Pour l’anecdote, je précise que, en le voyant à l’écran, j’ai pensé durant tout le film à Sam Riley interprétant Ian Curtis dans Control (2007), d’Anton Corbijn. Leur ressemblance est saisissante, et ça a donné une dimension triste à mon expérience en salle, car ce beau film sur Ian Curtis est l’un des plus tristes qui soient.

Un gimmick incontournable à l’intérieur du film est le clin d’œil manifeste à Un après-midi de chien (1974), de Sidney Lumet. Dès les premières minutes, la façon qu’a le héros de tenir maladroitement la boîte dans laquelle il a caché un fusil est un décalque quasi total d’une célèbre scène avec Al. Durant tout le reste du film, le fait que le personnage principal tient un homme en otage est un parallèle permanent avec la prise d’otages dans le film de Sidney Lumet.

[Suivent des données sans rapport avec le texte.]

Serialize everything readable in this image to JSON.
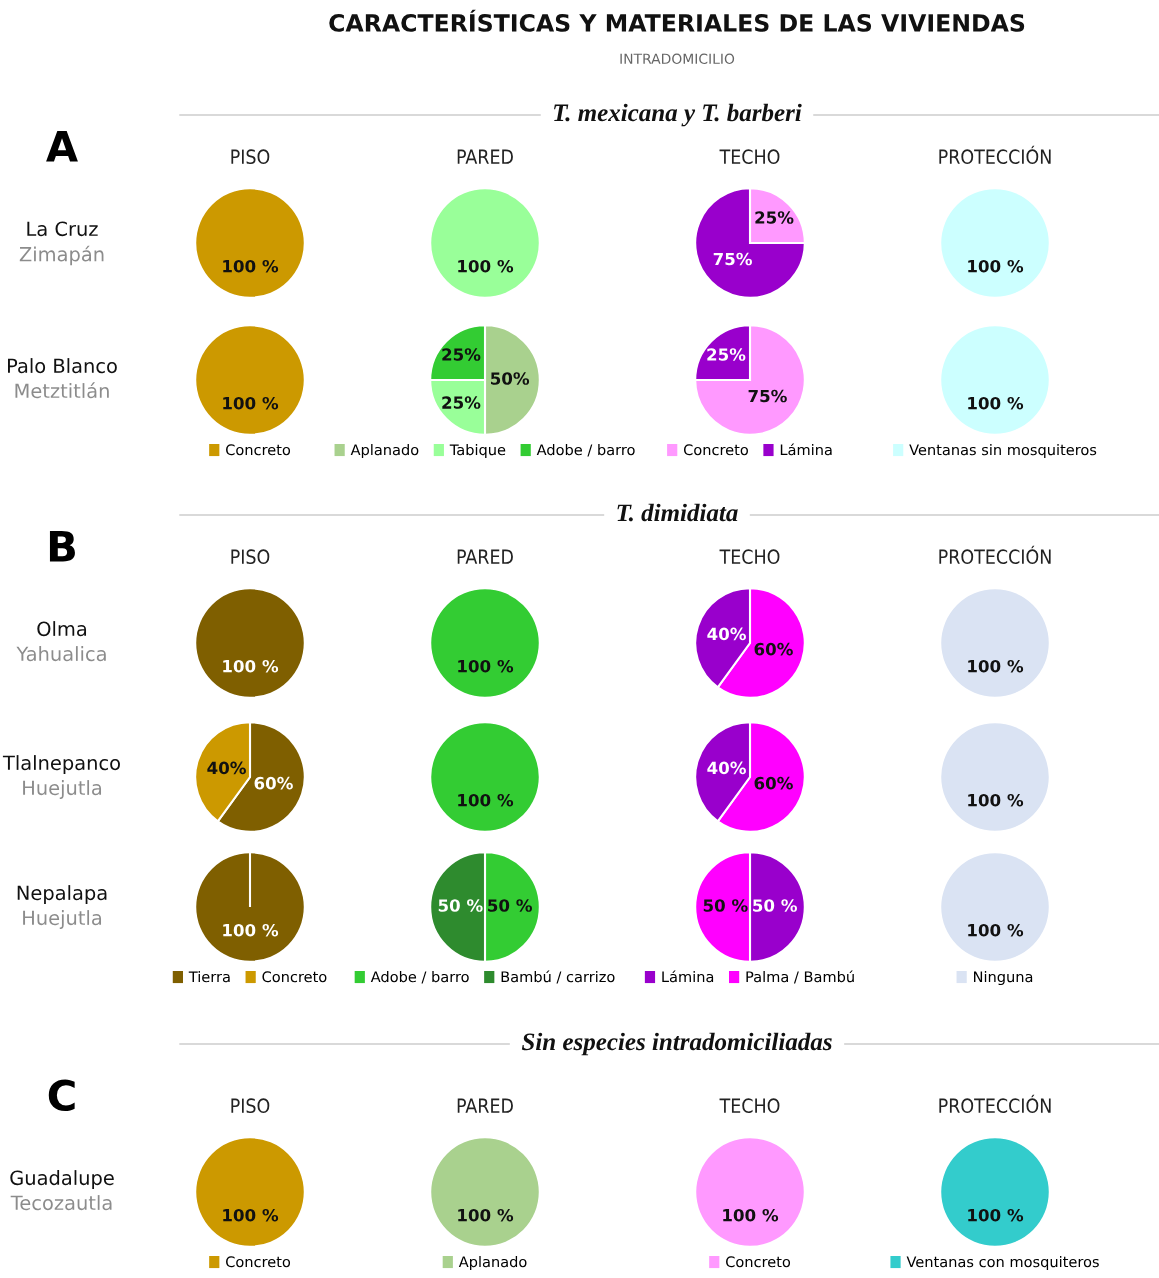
{
  "chart_data": [
    {
      "type": "pie",
      "title": "PISO",
      "ylabel": "La Cruz\nZimapán",
      "annotations": [
        "CARACTERÍSTICAS Y MATERIALES DE LAS VIVIENDAS",
        "INTRADOMICILIO",
        "A",
        "T. mexicana y T. barberi"
      ],
      "categories": [
        null
      ],
      "values": [
        100
      ],
      "colors": [
        "#cc9900"
      ],
      "value_labels": [
        "100 %"
      ]
    },
    {
      "type": "pie",
      "title": "PARED",
      "categories": [
        null
      ],
      "values": [
        100
      ],
      "colors": [
        "#99ff99"
      ],
      "value_labels": [
        "100 %"
      ]
    },
    {
      "type": "pie",
      "title": "TECHO",
      "categories": [
        null,
        null
      ],
      "values": [
        25,
        75
      ],
      "colors": [
        "#ff99ff",
        "#9900cc"
      ],
      "value_labels": [
        "25%",
        "75%"
      ]
    },
    {
      "type": "pie",
      "title": "PROTECCIÓN",
      "categories": [
        null
      ],
      "values": [
        100
      ],
      "colors": [
        "#ccffff"
      ],
      "value_labels": [
        "100 %"
      ]
    },
    {
      "type": "pie",
      "ylabel": "Palo Blanco\nMetztitlán",
      "legend": "bottom",
      "categories": [
        "Concreto"
      ],
      "values": [
        100
      ],
      "colors": [
        "#cc9900"
      ],
      "value_labels": [
        "100 %"
      ]
    },
    {
      "type": "pie",
      "legend": "bottom",
      "categories": [
        "Aplanado",
        "Tabique",
        "Adobe / barro"
      ],
      "values": [
        50,
        25,
        25
      ],
      "colors": [
        "#a9d18e",
        "#99ff99",
        "#33cc33"
      ],
      "value_labels": [
        "50%",
        "25%",
        "25%"
      ]
    },
    {
      "type": "pie",
      "legend": "bottom",
      "categories": [
        "Concreto",
        "Lámina"
      ],
      "values": [
        75,
        25
      ],
      "colors": [
        "#ff99ff",
        "#9900cc"
      ],
      "value_labels": [
        "75%",
        "25%"
      ]
    },
    {
      "type": "pie",
      "legend": "bottom",
      "categories": [
        "Ventanas sin mosquiteros"
      ],
      "values": [
        100
      ],
      "colors": [
        "#ccffff"
      ],
      "value_labels": [
        "100 %"
      ]
    },
    {
      "type": "pie",
      "title": "PISO",
      "ylabel": "Olma\nYahualica",
      "annotations": [
        "B",
        "T. dimidiata"
      ],
      "categories": [
        null
      ],
      "values": [
        100
      ],
      "colors": [
        "#7f5f00"
      ],
      "value_labels": [
        "100 %"
      ]
    },
    {
      "type": "pie",
      "title": "PARED",
      "categories": [
        null
      ],
      "values": [
        100
      ],
      "colors": [
        "#33cc33"
      ],
      "value_labels": [
        "100 %"
      ]
    },
    {
      "type": "pie",
      "title": "TECHO",
      "categories": [
        null,
        null
      ],
      "values": [
        60,
        40
      ],
      "colors": [
        "#ff00ff",
        "#9900cc"
      ],
      "value_labels": [
        "60%",
        "40%"
      ]
    },
    {
      "type": "pie",
      "title": "PROTECCIÓN",
      "categories": [
        null
      ],
      "values": [
        100
      ],
      "colors": [
        "#dae3f3"
      ],
      "value_labels": [
        "100 %"
      ]
    },
    {
      "type": "pie",
      "ylabel": "Tlalnepanco\nHuejutla",
      "categories": [
        null,
        null
      ],
      "values": [
        60,
        40
      ],
      "colors": [
        "#7f5f00",
        "#cc9900"
      ],
      "value_labels": [
        "60%",
        "40%"
      ]
    },
    {
      "type": "pie",
      "categories": [
        null
      ],
      "values": [
        100
      ],
      "colors": [
        "#33cc33"
      ],
      "value_labels": [
        "100 %"
      ]
    },
    {
      "type": "pie",
      "categories": [
        null,
        null
      ],
      "values": [
        60,
        40
      ],
      "colors": [
        "#ff00ff",
        "#9900cc"
      ],
      "value_labels": [
        "60%",
        "40%"
      ]
    },
    {
      "type": "pie",
      "categories": [
        null
      ],
      "values": [
        100
      ],
      "colors": [
        "#dae3f3"
      ],
      "value_labels": [
        "100 %"
      ]
    },
    {
      "type": "pie",
      "ylabel": "Nepalapa\nHuejutla",
      "legend": "bottom",
      "categories": [
        "Tierra",
        "Concreto"
      ],
      "values": [
        100,
        0
      ],
      "colors": [
        "#7f5f00",
        "#cc9900"
      ],
      "value_labels": [
        "100 %",
        null
      ]
    },
    {
      "type": "pie",
      "legend": "bottom",
      "categories": [
        "Adobe / barro",
        "Bambú / carrizo"
      ],
      "values": [
        50,
        50
      ],
      "colors": [
        "#33cc33",
        "#2e8b2e"
      ],
      "value_labels": [
        "50 %",
        "50 %"
      ]
    },
    {
      "type": "pie",
      "legend": "bottom",
      "categories": [
        "Lámina",
        "Palma / Bambú"
      ],
      "values": [
        50,
        50
      ],
      "colors": [
        "#9900cc",
        "#ff00ff"
      ],
      "value_labels": [
        "50 %",
        "50 %"
      ]
    },
    {
      "type": "pie",
      "legend": "bottom",
      "categories": [
        "Ninguna"
      ],
      "values": [
        100
      ],
      "colors": [
        "#dae3f3"
      ],
      "value_labels": [
        "100 %"
      ]
    },
    {
      "type": "pie",
      "title": "PISO",
      "ylabel": "Guadalupe\nTecozautla",
      "annotations": [
        "C",
        "Sin especies intradomiciliadas"
      ],
      "legend": "bottom",
      "categories": [
        "Concreto"
      ],
      "values": [
        100
      ],
      "colors": [
        "#cc9900"
      ],
      "value_labels": [
        "100 %"
      ]
    },
    {
      "type": "pie",
      "title": "PARED",
      "legend": "bottom",
      "categories": [
        "Aplanado"
      ],
      "values": [
        100
      ],
      "colors": [
        "#a9d18e"
      ],
      "value_labels": [
        "100 %"
      ]
    },
    {
      "type": "pie",
      "title": "TECHO",
      "legend": "bottom",
      "categories": [
        "Concreto"
      ],
      "values": [
        100
      ],
      "colors": [
        "#ff99ff"
      ],
      "value_labels": [
        "100 %"
      ]
    },
    {
      "type": "pie",
      "title": "PROTECCIÓN",
      "legend": "bottom",
      "categories": [
        "Ventanas con mosquiteros"
      ],
      "values": [
        100
      ],
      "colors": [
        "#33cccc"
      ],
      "value_labels": [
        "100 %"
      ]
    }
  ]
}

Cela m’a mise mal à l’aise pour deux raisons. Premièrement parce que l’on ne peut pas s’empêcher d’avoir le cœur serré en pensant qu’Un après-midi de chien est au panthéon des films des années 70, considéré par bien des cinéphiles comme un film parfait et inoubliable, alors que le film de Van Sant, en dépit de ses qualités, est promis à une postérité bien plus modeste. Deuxièmement parce que ça peut donner l’impression que la présence d’Al au casting est juste une private joke, et n’est pas due à son immense talent…

Le film (totalement basé sur une histoire vraie, ça paraît fou) est pour le moment un sacré échec commercial : 2,5 millions de dollars de recettes pour 15 millions de dollars d’investissement ; la 131e place des films sortis durant les quatre premiers mois de 2026 au niveau mondial ; et seulement 122 000 entrées en France les trois premières semaines d’exploitation.

C’est désespérant : qu’est-ce que nos contemporains attendent du cinéma ?? Le nom d’un grand réalisateur, du suspense, de très bonnes critiques, et ça ne suffit pas pour faire bouger les gens, alors que les blockbusters américains fabriqués à la chaîne, au scénario aussi immature que les dialogues, font des bénéfices colossaux.